Italian officials said on Friday that an additional 14 people had been diagnosed with Covid-19, up from six who were previously diagnosed in the northern part of the country — bringing the total to 17.

The Italian news agency Ansa on Saturday reported a second death from the virus in the Lombardy region, where the town of Codogno is now on lockdown. It came one day after the death of a 78-year-old retired bricklayer, who was the first local person in Europe to die from the virus.

Public health officials in the two Lombardy towns where the patients are from are recommending self-quarantine for 14 days at home.

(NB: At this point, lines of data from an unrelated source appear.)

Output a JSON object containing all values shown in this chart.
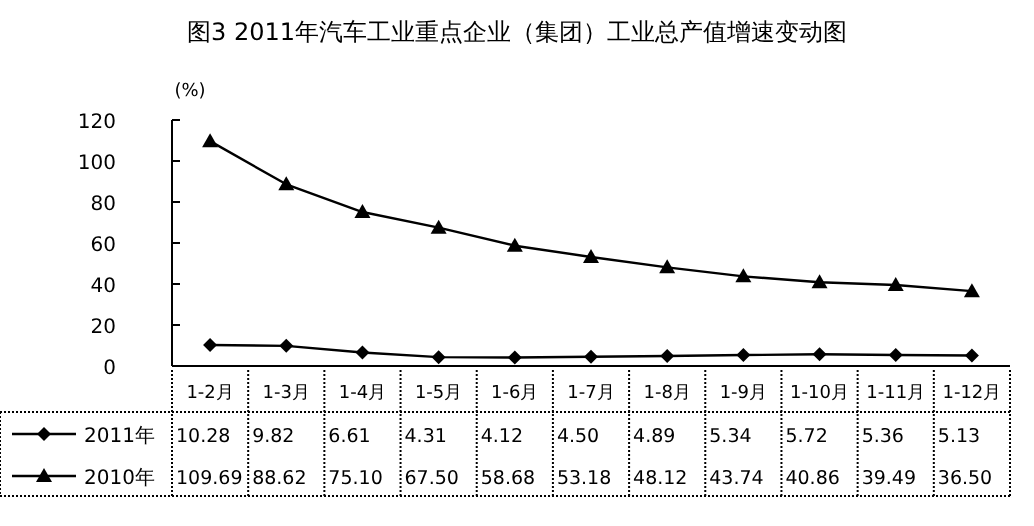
{
  "chart_data": {
    "type": "line",
    "title": "图3 2011年汽车工业重点企业（集团）工业总产值增速变动图",
    "ylabel": "(%)",
    "categories": [
      "1-2月",
      "1-3月",
      "1-4月",
      "1-5月",
      "1-6月",
      "1-7月",
      "1-8月",
      "1-9月",
      "1-10月",
      "1-11月",
      "1-12月"
    ],
    "ylim": [
      0,
      120
    ],
    "yticks": [
      0,
      20,
      40,
      60,
      80,
      100,
      120
    ],
    "grid": false,
    "legend": "bottom",
    "series": [
      {
        "name": "2011年",
        "color": "#000000",
        "marker": "diamond",
        "values": [
          10.28,
          9.82,
          6.61,
          4.31,
          4.12,
          4.5,
          4.89,
          5.34,
          5.72,
          5.36,
          5.13
        ],
        "value_labels": [
          "10.28",
          "9.82",
          "6.61",
          "4.31",
          "4.12",
          "4.50",
          "4.89",
          "5.34",
          "5.72",
          "5.36",
          "5.13"
        ]
      },
      {
        "name": "2010年",
        "color": "#000000",
        "marker": "triangle",
        "values": [
          109.69,
          88.62,
          75.1,
          67.5,
          58.68,
          53.18,
          48.12,
          43.74,
          40.86,
          39.49,
          36.5
        ],
        "value_labels": [
          "109.69",
          "88.62",
          "75.10",
          "67.50",
          "58.68",
          "53.18",
          "48.12",
          "43.74",
          "40.86",
          "39.49",
          "36.50"
        ]
      }
    ]
  }
}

Dr Thanarak insisted, meanwhile, that coronavirus risk in Thailand is still quite low, despite public concern that thousands of Chinese travellers were in the country in January — and people can show no symptoms for up to two weeks — before the gravity of the situation became known.

He said that intensive screening measures must be further stepped up to prevent an uncontrollable outbreak, reiterating that the government has no policy to ban travel to affected countries or recommend self-quarantine at home after visiting high-risk areas.

According to the ministry, the number of confirmed Covid-19 cases in Thailand remains at 35 patients, of whom 20 have been discharged from the hospital, including a male guide who was discharged from Chon Buri Hospital on Saturday. He was among 138 Thai people airlifted from Wuhan on Feb 4.

Meanwhile, the number of patients under investigation, a broader category covering people with pneumonia-like illnesses and related conditions, totals 1,252, with 246 still in hospital.

The ministry has also ordered the Government Pharmaceutical Organization (GPO) to stock more Favipiravir, an antiviral drug that the Chinese government has designated a core drug that could be used against the new coronavirus strain.

Dr Thanarak also cautioned against political rallies, since any kind of large public gathering increases the risk of infections spreading. He said now was not the right time to organise public political events, adding that there were other means to express political views. 

Emotions have been running high since the dissolution of the opposition Future Forward Party on Friday. A student-led rally was being planned at Thammasat University on Saturday evening.

“The organisers must take responsibility for the health of people that are invited,” Dr Thanarak said. “If public health is the main issue right now, they should take a step back. If they don’t want to increase the risk, they should not organise it.”